Sparse identification of time delay systems via pseudospectral collocation
Enrico Bozzo, Dimitri Breda, Muhammad Tanveer
TL;DR
This paper tackles data-driven discovery of time-delay dynamics from measurements, focusing on unknown discrete delays in delay differential equations (DDEs). It introduces P-SINDy, a pragmatic SINDy variant that reduces the DDE to a finite-dimensional ODE via pseudospectral collocation, enabling sparse identification while external optimization is limited to the maximum delay $\bar{\tau}$, with the collocation degree $M$ controlling accuracy. The approach uses an extended collocation library and a regression framework to fit the data while ensuring trajectory consistency, and it is benchmarked against E-SINDy across four DDE models using brute-force, Bayesian optimization, and particle swarm optimization.
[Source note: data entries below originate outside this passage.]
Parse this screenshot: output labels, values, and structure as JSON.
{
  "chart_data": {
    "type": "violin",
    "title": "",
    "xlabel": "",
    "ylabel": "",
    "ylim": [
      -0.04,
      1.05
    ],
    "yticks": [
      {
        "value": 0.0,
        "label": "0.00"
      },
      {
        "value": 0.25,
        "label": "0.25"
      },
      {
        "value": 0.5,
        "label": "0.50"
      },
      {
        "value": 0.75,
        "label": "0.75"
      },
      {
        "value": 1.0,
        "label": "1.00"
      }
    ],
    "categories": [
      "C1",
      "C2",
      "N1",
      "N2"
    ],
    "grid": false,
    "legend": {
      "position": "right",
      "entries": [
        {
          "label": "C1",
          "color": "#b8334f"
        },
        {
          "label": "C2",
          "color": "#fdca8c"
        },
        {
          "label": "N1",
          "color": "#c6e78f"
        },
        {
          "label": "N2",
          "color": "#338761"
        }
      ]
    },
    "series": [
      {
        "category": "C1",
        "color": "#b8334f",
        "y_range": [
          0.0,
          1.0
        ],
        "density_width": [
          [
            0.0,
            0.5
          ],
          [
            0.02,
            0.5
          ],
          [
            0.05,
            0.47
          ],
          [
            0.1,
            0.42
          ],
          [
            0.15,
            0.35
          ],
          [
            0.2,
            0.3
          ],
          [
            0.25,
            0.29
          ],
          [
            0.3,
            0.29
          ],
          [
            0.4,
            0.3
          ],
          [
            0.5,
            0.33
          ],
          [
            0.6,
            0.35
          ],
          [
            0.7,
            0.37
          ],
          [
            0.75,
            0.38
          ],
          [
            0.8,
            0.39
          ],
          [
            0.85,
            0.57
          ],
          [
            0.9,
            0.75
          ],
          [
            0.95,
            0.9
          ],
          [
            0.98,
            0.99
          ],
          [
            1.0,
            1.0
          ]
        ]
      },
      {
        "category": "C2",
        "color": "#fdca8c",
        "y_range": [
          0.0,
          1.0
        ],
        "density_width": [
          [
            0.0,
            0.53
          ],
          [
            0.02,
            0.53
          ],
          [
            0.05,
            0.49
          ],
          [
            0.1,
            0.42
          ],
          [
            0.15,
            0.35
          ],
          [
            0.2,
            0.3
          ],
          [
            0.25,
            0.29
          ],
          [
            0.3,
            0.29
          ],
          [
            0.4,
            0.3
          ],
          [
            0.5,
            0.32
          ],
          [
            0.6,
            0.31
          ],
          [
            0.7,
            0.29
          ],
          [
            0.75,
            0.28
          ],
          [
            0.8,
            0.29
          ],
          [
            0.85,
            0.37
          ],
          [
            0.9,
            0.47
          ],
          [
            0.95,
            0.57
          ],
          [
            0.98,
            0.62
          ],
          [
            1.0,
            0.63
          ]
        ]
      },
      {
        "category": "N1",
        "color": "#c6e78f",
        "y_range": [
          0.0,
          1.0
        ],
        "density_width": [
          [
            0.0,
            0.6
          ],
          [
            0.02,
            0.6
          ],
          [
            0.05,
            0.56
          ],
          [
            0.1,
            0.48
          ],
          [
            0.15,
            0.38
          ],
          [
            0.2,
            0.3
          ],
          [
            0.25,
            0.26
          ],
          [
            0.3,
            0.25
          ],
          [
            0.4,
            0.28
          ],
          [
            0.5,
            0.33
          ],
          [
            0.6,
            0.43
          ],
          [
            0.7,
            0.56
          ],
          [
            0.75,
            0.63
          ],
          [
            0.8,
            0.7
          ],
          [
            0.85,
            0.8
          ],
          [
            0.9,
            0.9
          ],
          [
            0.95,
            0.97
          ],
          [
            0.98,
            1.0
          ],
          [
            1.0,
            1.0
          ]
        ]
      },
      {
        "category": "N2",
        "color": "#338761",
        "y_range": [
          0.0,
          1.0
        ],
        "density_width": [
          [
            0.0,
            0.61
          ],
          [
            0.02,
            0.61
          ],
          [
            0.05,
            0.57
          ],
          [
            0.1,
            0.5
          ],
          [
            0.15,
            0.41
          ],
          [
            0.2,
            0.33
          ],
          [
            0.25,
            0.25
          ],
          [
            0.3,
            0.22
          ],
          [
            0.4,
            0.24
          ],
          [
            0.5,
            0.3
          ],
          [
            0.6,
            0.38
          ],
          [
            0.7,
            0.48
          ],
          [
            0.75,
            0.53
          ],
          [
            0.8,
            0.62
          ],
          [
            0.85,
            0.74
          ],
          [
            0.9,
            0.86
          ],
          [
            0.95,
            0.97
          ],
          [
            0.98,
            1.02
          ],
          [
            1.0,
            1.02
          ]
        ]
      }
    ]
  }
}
Results show that P-SINDy often matches or surpasses the accuracy of baselines with significantly fewer SINDy evaluations and computational cost, highlighting its practical utility for data-driven discovery of time-delay systems and its potential for extension to distributed delays via quadrature.
Abstract
We present a pragmatic approach to the sparse identification of nonlinear dynamics for systems with discrete delays. It relies on approximating the underlying delay model with a system of ordinary differential equations via pseudospectral collocation. To minimize the reconstruction error, the new strategy avoids optimizing all possible multiple unknown delays, identifying only the maximum one. The computational burden is thus greatly reduced, improving the performance of recent implementations that work directly on the delay system.